Bernstein, while agreeing with Mankiw’s causes of the inequality, focused on the problems he said it creates.
“First is fairness,” he explained. “You have a very significant problem when a small percentage see their income increase dramatically and most other people are falling behind or treading water. The basic social compact is broken.”
Bernstein also contended that growing income inequality is “effectively blocking opportunity for advancement for most people, blocking mobility and is a threat to representative democracy. It also creates macro-instability with the shampoo effect — bubble, burst, retreat.”
When the discussion turned to possible solutions, differences emerged, particularly on the minimum wage and federal tax options.
Mankiw said he favored a “progressive consumption tax ... and a value added tax as in several European countries,” which he contended would begin to push back on the inequality.
Bernstein countered that “every economist wants to do that (progressive consumption tax) but it ain’t going to happen.
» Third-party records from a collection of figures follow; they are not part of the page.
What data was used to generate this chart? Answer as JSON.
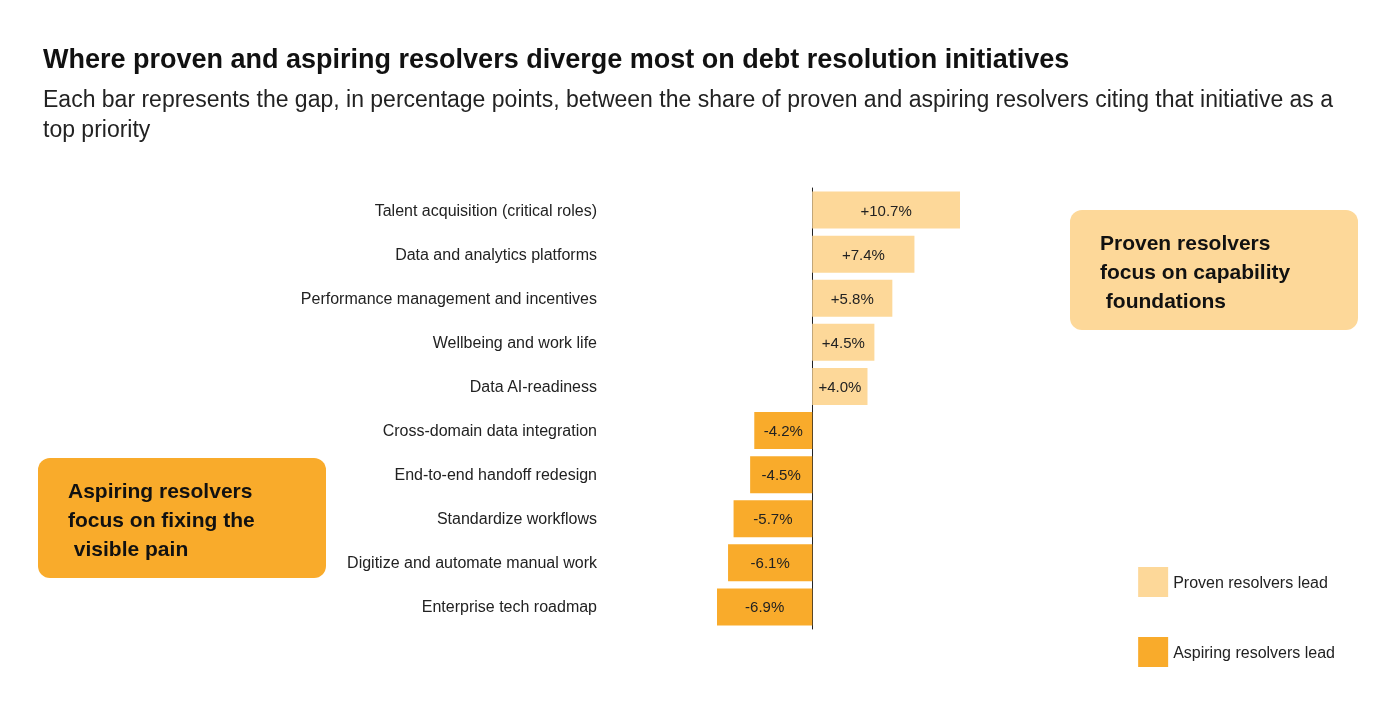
{
  "chart_data": {
    "type": "bar",
    "orientation": "horizontal",
    "stacked": true,
    "title": "Where proven and aspiring resolvers diverge most on debt resolution initiatives",
    "subtitle": "Each bar represents the gap, in percentage points, between the share of proven and aspiring resolvers citing that initiative as a top priority",
    "categories": [
      "Talent acquisition (critical roles)",
      "Data and analytics platforms",
      "Performance management and incentives",
      "Wellbeing and work life",
      "Data AI-readiness",
      "Cross-domain data integration",
      "End-to-end handoff redesign",
      "Standardize workflows",
      "Digitize and automate manual work",
      "Enterprise tech roadmap"
    ],
    "series": [
      {
        "name": "Proven resolvers lead",
        "color": "#fdd899",
        "values": [
          10.7,
          7.4,
          5.8,
          4.5,
          4.0,
          null,
          null,
          null,
          null,
          null
        ],
        "value_labels": [
          "+10.7%",
          "+7.4%",
          "+5.8%",
          "+4.5%",
          "+4.0%",
          null,
          null,
          null,
          null,
          null
        ]
      },
      {
        "name": "Aspiring resolvers lead",
        "color": "#f9ab2b",
        "values": [
          null,
          null,
          null,
          null,
          null,
          -4.2,
          -4.5,
          -5.7,
          -6.1,
          -6.9
        ],
        "value_labels": [
          null,
          null,
          null,
          null,
          null,
          "-4.2%",
          "-4.5%",
          "-5.7%",
          "-6.1%",
          "-6.9%"
        ]
      }
    ],
    "annotations": [
      "Proven resolvers focus on capability foundations",
      "Aspiring resolvers focus on fixing the visible pain"
    ],
    "legend": "bottom right",
    "grid": false
  }
}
Before that we need to fix the broken tax system, close the loopholes.” He said he favored a “financial transactions tax ... a small step, but it could generate about $350 billion in revenue over 10 years.”
Berstein said he supports an increase in the minimum wage, as recommended by the Obama administration, from the existing $7.25 an hour to $10.10 over three years. He cited a recent report by the Congressional Budget Office stating that while such an increase might result in the loss of 500,000 jobs it would increase incomes for about 24 million people.
Mankiw said he would eliminate the minimum wage and instead go for an expansion of the existing earned income tax credit.
Debate moderator Charles Wheelan, senior economics lecturer and Rockefeller Center policy fellow, asked the speakers about “the role of political leadership in all of this.”
Mankiw said “the American people get the government they want. We need to convince the people (about the seriousness of the problem and possible solutions). They need to realize that political leaders are really followers. We need more public discussions like this, more newspaper op-ed pieces, the internet and social media.”
Bernstein’s reply: “Greg just nailed it.”
The debate was sponsored by the Dartmouth Rockefeller Center and the college’s new multi-disciplinary Political Economy project.